Re: [PERFORM] O_DIRECT setting

2004-09-30 Thread Guy Thornley
Sorry about the belated reply, its been busy around here.

  Incidentally, postgres heap files suffer really, really bad fragmentation,
  which affects sequential scan operations (VACUUM, ANALYZE, REINDEX ...)
  quite drastically. We have in-house patches that somewhat alleiviate this,
  but they are not release quality. Has anybody else suffered this?
  
 
 Any chance I could give those patches a try?  I'm interested in seeing
 how they may affect our DBT-3 workload, which execute DSS type queries.

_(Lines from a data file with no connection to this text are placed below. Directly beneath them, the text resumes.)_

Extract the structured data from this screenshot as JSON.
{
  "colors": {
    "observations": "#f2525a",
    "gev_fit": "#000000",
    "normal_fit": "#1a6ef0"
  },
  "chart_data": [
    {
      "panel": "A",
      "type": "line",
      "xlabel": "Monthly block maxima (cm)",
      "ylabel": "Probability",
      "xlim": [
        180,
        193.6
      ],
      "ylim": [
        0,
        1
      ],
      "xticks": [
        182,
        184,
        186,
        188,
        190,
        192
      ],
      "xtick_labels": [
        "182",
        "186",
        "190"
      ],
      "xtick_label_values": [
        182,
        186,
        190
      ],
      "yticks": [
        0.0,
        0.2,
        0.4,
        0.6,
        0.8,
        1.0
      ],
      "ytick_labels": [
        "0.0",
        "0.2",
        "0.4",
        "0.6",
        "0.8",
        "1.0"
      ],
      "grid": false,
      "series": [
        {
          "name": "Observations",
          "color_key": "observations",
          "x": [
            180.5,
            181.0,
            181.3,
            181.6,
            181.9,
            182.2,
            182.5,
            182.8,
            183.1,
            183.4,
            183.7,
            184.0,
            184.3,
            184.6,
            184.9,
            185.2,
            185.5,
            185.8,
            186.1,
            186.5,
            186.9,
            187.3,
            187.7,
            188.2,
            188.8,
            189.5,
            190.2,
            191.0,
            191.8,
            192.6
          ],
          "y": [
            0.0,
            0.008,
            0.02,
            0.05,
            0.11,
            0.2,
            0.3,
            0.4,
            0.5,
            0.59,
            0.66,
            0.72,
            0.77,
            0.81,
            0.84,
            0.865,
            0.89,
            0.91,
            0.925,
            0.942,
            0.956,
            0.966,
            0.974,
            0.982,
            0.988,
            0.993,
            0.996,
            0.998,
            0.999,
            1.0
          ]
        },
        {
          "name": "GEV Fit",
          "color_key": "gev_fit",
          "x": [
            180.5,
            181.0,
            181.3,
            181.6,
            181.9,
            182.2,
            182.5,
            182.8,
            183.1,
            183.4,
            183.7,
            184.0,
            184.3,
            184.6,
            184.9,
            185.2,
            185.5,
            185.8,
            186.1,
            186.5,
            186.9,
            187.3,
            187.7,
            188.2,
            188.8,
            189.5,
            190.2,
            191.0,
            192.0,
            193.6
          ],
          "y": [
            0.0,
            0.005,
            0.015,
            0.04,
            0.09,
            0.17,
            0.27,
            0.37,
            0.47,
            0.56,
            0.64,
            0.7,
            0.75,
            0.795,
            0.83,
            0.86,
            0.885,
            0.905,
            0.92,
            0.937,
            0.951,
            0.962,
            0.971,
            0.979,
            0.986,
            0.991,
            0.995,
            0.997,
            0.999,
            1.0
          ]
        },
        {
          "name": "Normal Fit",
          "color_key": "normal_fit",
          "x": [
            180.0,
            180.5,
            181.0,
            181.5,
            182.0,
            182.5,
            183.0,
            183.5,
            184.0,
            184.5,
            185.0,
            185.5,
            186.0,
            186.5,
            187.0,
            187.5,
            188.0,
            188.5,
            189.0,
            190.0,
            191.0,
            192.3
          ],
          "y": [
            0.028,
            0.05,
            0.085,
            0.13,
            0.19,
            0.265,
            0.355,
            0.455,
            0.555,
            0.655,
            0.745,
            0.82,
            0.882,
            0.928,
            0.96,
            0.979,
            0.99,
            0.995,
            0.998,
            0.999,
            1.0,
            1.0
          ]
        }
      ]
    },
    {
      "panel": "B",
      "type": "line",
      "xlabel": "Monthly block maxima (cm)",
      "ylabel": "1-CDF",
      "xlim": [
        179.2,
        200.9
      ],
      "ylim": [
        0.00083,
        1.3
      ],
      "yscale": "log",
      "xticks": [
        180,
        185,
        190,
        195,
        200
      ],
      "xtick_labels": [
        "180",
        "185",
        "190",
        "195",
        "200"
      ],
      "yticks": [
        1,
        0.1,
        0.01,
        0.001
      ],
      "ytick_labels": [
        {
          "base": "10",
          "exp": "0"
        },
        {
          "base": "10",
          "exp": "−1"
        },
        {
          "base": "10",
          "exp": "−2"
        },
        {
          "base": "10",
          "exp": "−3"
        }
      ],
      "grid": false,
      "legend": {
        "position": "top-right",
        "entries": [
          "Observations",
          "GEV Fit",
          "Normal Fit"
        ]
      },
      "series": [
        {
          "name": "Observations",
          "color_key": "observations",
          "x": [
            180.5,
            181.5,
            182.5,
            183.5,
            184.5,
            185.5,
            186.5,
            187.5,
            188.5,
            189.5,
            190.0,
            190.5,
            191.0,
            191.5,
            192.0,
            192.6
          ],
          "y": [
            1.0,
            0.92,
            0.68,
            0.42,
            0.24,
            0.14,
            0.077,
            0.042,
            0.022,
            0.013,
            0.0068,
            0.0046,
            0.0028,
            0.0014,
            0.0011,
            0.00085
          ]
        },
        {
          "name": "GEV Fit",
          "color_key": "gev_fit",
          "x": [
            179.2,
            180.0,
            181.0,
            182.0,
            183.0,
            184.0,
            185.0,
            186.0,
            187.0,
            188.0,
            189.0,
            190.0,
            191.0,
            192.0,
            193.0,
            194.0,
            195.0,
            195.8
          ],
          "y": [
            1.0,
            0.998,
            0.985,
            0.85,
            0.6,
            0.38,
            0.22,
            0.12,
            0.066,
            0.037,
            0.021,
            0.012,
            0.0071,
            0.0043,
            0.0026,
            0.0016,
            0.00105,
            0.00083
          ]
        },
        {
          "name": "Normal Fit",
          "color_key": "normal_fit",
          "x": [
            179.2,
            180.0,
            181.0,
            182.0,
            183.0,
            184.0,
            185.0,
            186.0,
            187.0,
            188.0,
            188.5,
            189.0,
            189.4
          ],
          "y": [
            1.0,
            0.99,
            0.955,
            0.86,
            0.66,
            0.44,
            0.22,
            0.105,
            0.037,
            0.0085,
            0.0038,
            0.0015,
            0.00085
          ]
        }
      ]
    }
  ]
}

Like I said, the patches are not release quality... if you run them on a
metadata journalling filesystem, without an 'ordered write' mode, its
possible to end up with corrupt heaps after a crash because of garbage data
in the extended files.

If/when we move to postgres 8 I'll try to ensure the patches get re-done
with releasable quality

Guy Thornley

---(end of broadcast)---
TIP 8: explain analyze is your friend


Re: [PERFORM] O_DIRECT setting

2004-09-30 Thread Mark Wong
On Thu, Sep 30, 2004 at 07:02:32PM +1200, Guy Thornley wrote:
 Sorry about the belated reply, its been busy around here.
 
   Incidentally, postgres heap files suffer really, really bad fragmentation,
   which affects sequential scan operations (VACUUM, ANALYZE, REINDEX ...)
   quite drastically. We have in-house patches that somewhat alleiviate this,
   but they are not release quality. Has anybody else suffered this?
   
  
  Any chance I could give those patches a try?  I'm interested in seeing
  how they may affect our DBT-3 workload, which execute DSS type queries.
 
 Like I said, the patches are not release quality... if you run them on a
 metadata journalling filesystem, without an 'ordered write' mode, its
 possible to end up with corrupt heaps after a crash because of garbage data
 in the extended files.
 
 If/when we move to postgres 8 I'll try to ensure the patches get re-done
 with releasable quality
 
 Guy Thornley

That's ok, we like to help test and proof things, we don't need patches to be
release quality.

Mark

---(end of broadcast)---
TIP 2: you can get off all lists at once with the unregister command
(send unregister YourEmailAddressHere to [EMAIL PROTECTED])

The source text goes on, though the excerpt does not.